The Artistry And Activism of Data Visualization

Brooklyn-based data artist and web developer Josh Begley came to campus for a talk on his work, which uses data to make visual modern America’s problems, from police violence to immigration to mass incarceration.

If a picture is worth a thousand words, then the work of Brooklyn-based data artist and web developer Josh Begley speaks volumes. His work uses data, from, say, the U.S. Census or Google Maps, to make visual the problems facing modern America, from police violence to immigration to mass incarceration. And as such, his digital art has been widely featured in NPR, The New York Times, Wired, The Atlantic, New York Magazine, and The Guardian.

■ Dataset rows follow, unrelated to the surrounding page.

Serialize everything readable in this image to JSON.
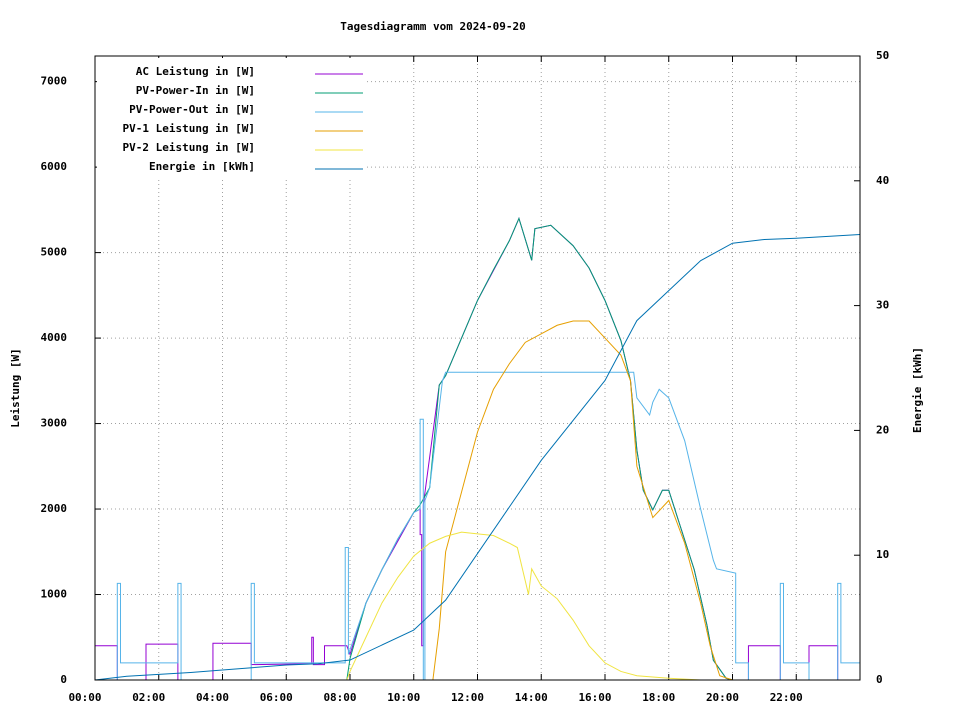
{
  "chart_data": {
    "type": "line",
    "title": "Tagesdiagramm vom 2024-09-20",
    "ylabel": "Leistung [W]",
    "y2label": "Energie [kWh]",
    "xlim": [
      0,
      24
    ],
    "xticks": [
      {
        "value": 0,
        "label": "00:00"
      },
      {
        "value": 2,
        "label": "02:00"
      },
      {
        "value": 4,
        "label": "04:00"
      },
      {
        "value": 6,
        "label": "06:00"
      },
      {
        "value": 8,
        "label": "08:00"
      },
      {
        "value": 10,
        "label": "10:00"
      },
      {
        "value": 12,
        "label": "12:00"
      },
      {
        "value": 14,
        "label": "14:00"
      },
      {
        "value": 16,
        "label": "16:00"
      },
      {
        "value": 18,
        "label": "18:00"
      },
      {
        "value": 20,
        "label": "20:00"
      },
      {
        "value": 22,
        "label": "22:00"
      }
    ],
    "ylim": [
      0,
      7300
    ],
    "yticks": [
      0,
      1000,
      2000,
      3000,
      4000,
      5000,
      6000,
      7000
    ],
    "y2lim": [
      0,
      50
    ],
    "y2ticks": [
      0,
      10,
      20,
      30,
      40,
      50
    ],
    "grid": true,
    "legend": "top-left",
    "series": [
      {
        "name": "AC Leistung in [W]",
        "color": "#9400d3",
        "x": [
          0,
          0.7,
          0.7,
          1.6,
          1.6,
          2.6,
          2.6,
          3.7,
          3.7,
          4.9,
          4.9,
          6.8,
          6.8,
          6.85,
          6.85,
          7.2,
          7.2,
          7.9,
          8,
          8.5,
          9,
          10,
          10.2,
          10.2,
          10.25,
          10.25,
          10.3,
          10.3,
          10.8,
          11,
          12,
          13,
          13.3,
          13.7,
          13.8,
          14.3,
          15,
          15.5,
          16,
          16.5,
          16.8,
          17,
          17.2,
          17.5,
          17.8,
          18,
          18.3,
          18.8,
          19.2,
          19.4,
          19.8,
          20,
          20.5,
          20.5,
          21.5,
          21.5,
          22.4,
          22.4,
          23.3,
          23.3,
          24
        ],
        "values": [
          400,
          400,
          0,
          0,
          420,
          420,
          0,
          0,
          430,
          430,
          180,
          190,
          500,
          500,
          180,
          180,
          400,
          400,
          300,
          900,
          1290,
          1960,
          2000,
          1700,
          1700,
          400,
          400,
          2050,
          3450,
          3560,
          4440,
          5140,
          5400,
          4910,
          5280,
          5320,
          5080,
          4820,
          4440,
          3970,
          3500,
          2690,
          2220,
          1990,
          2220,
          2220,
          1870,
          1290,
          640,
          230,
          20,
          0,
          0,
          400,
          400,
          0,
          0,
          400,
          400,
          0,
          0
        ]
      },
      {
        "name": "PV-Power-In in [W]",
        "color": "#009e73",
        "x": [
          0,
          7.9,
          8,
          8.5,
          9,
          9.5,
          10,
          10.2,
          10.5,
          10.8,
          11,
          11.5,
          12,
          12.5,
          13,
          13.3,
          13.7,
          13.8,
          14.3,
          15,
          15.5,
          16,
          16.5,
          16.8,
          17,
          17.2,
          17.5,
          17.8,
          18,
          18.3,
          18.8,
          19.2,
          19.4,
          19.8,
          20,
          24
        ],
        "values": [
          0,
          0,
          250,
          900,
          1290,
          1650,
          1960,
          2050,
          2250,
          3450,
          3560,
          4000,
          4440,
          4800,
          5140,
          5400,
          4910,
          5280,
          5320,
          5080,
          4820,
          4440,
          3970,
          3500,
          2690,
          2220,
          1990,
          2220,
          2220,
          1870,
          1290,
          640,
          230,
          20,
          0,
          0
        ]
      },
      {
        "name": "PV-Power-Out in [W]",
        "color": "#56b4e9",
        "x": [
          0,
          0.7,
          0.7,
          0.8,
          0.8,
          2.6,
          2.6,
          2.7,
          2.7,
          4.9,
          4.9,
          5,
          5,
          7.85,
          7.85,
          7.95,
          7.95,
          8.5,
          9,
          9.5,
          10,
          10.2,
          10.2,
          10.3,
          10.3,
          10.35,
          10.35,
          10.5,
          10.9,
          11,
          13,
          16.9,
          17,
          17.4,
          17.5,
          17.7,
          18,
          18.5,
          19,
          19.4,
          19.5,
          20.1,
          20.1,
          20.5,
          20.5,
          21.5,
          21.5,
          21.6,
          21.6,
          22.4,
          22.4,
          23.3,
          23.3,
          23.4,
          23.4,
          24
        ],
        "values": [
          0,
          0,
          1130,
          1130,
          200,
          200,
          1130,
          1130,
          0,
          0,
          1130,
          1130,
          200,
          200,
          1550,
          1550,
          300,
          900,
          1290,
          1650,
          1960,
          2000,
          3050,
          3050,
          0,
          0,
          2100,
          2250,
          3500,
          3600,
          3600,
          3600,
          3300,
          3100,
          3250,
          3400,
          3300,
          2800,
          2000,
          1400,
          1300,
          1250,
          200,
          200,
          0,
          0,
          1130,
          1130,
          200,
          200,
          0,
          0,
          1130,
          1130,
          200,
          200
        ]
      },
      {
        "name": "PV-1 Leistung in [W]",
        "color": "#e69f00",
        "x": [
          0,
          10.6,
          10.8,
          11,
          11.5,
          12,
          12.5,
          13,
          13.5,
          14,
          14.5,
          15,
          15.5,
          16,
          16.5,
          16.8,
          17,
          17.5,
          18,
          18.5,
          19,
          19.3,
          19.6,
          20,
          24
        ],
        "values": [
          0,
          0,
          600,
          1500,
          2200,
          2900,
          3400,
          3700,
          3950,
          4050,
          4150,
          4200,
          4200,
          4000,
          3800,
          3500,
          2500,
          1900,
          2100,
          1600,
          900,
          400,
          50,
          0,
          0
        ]
      },
      {
        "name": "PV-2 Leistung in [W]",
        "color": "#f0e442",
        "x": [
          0,
          7.9,
          8,
          8.5,
          9,
          9.5,
          10,
          10.5,
          11,
          11.5,
          12,
          12.5,
          13,
          13.25,
          13.6,
          13.7,
          14,
          14.5,
          15,
          15.5,
          16,
          16.5,
          17,
          18,
          19,
          24
        ],
        "values": [
          0,
          0,
          100,
          500,
          900,
          1200,
          1450,
          1600,
          1680,
          1730,
          1710,
          1690,
          1600,
          1550,
          1000,
          1300,
          1100,
          950,
          700,
          400,
          200,
          100,
          50,
          20,
          0,
          0
        ]
      },
      {
        "name": "Energie in [kWh]",
        "color": "#0072b2",
        "axis": "y2",
        "x": [
          0,
          1,
          3,
          4,
          6,
          7,
          8,
          10,
          11,
          14,
          16,
          17,
          18,
          19,
          20,
          21,
          22,
          24
        ],
        "values": [
          0,
          0.3,
          0.6,
          0.8,
          1.2,
          1.3,
          1.6,
          4.0,
          6.4,
          17.6,
          24,
          28.8,
          31.2,
          33.6,
          35.0,
          35.3,
          35.4,
          35.7
        ]
      }
    ]
  }
}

On Dec. 6, Begley came to campus to engage students in questions of how data and digital interfaces can visually represent our history and the historical moment in which we live. To do so, his talk in Chase Auditorium, “Grids of Meaning: On Data & Landscape,” showcased several of his own works.

Begley began by citing Toni Morrison as a huge inspiration, referring to her as his “magnetic north.” He recalled that when someone asked her, at last spring’s Norton Lecture at Harvard, why she wrote literature, she said: “You know the formula. There’s data which becomes information which becomes knowledge. But the step after that is wisdom. None of the first three are sufficient.” And wisdom is an important guiding concept for Begley.

As a data artist, he uses information to express deeper, more significant messages about history through the traversal of landscapes—his art is always rooted in a particular space. “We live in a moment when data is fetishized,” he said, but, to him, data for data’s sake is a “stillborn form of knowledge production.”

Begley’s work and interests are both historically and politically rooted. He shared some early examples of data-graphic representation from W.E.B. DuBois’ charts and diagrams for the 1900 World Expo in Paris. These “diagramatics” charted and visualized information about black life and populations in Georgia and the rest of the United States. Utilizing a variety of creative forms and content, DuBois made visual the racial power dynamics and structures of dominance of his era.

One of Begley’s own first projects, Racebox, is a collection of snapshotted documents that map how racial categories on the U.S. Census have changed since 1790. A simple scrolling web page allows the user to scroll forward and backwards in time. Tracking the history of the database, he said, can lead one back to the very roots of white-settler colonialism, even with ledgers of human “stock” taken on slave ships.

Those slave ships were tantamount to mobile, sea-faring prisons, he said, and so that led him to his collaborations with the Prison Policy Initiative. While in a course on data representation at NYU, he helped write a processing script that would download and display over 5,000 Google Images of the prisons, jails, and detention centers across the country. This is a piece he calls Prison Map. Later, he collaborated with the PPI for a series of graphics showing each state’s incarceration rate in a global context, and how the states the bar the most people from the polls are likely the ones that choose the president.

Begley touched on intelligence data and covert operations in a section of his talk titled “Drone Geographies.” He introduced Metadata, an app he created to follow real-time reports of U.S. drone strikes overseas via texting notifications, which was initially rejected for its original name (Dronestream) and then was only available on Apple’s App Store for a short time. Then, for his finale, he screened Best of Luck With the Wall, his short film made from a compilation of over 200,000 satellite images of the U.S/Mexico border, before taking questions from the audience.

His talk was organized by Assistant Professor of Visual Studies Christina Knight and was sponsored by the Distinguished Visitors Program and the John B. Hurford ’60 Center for the Arts and Humanities.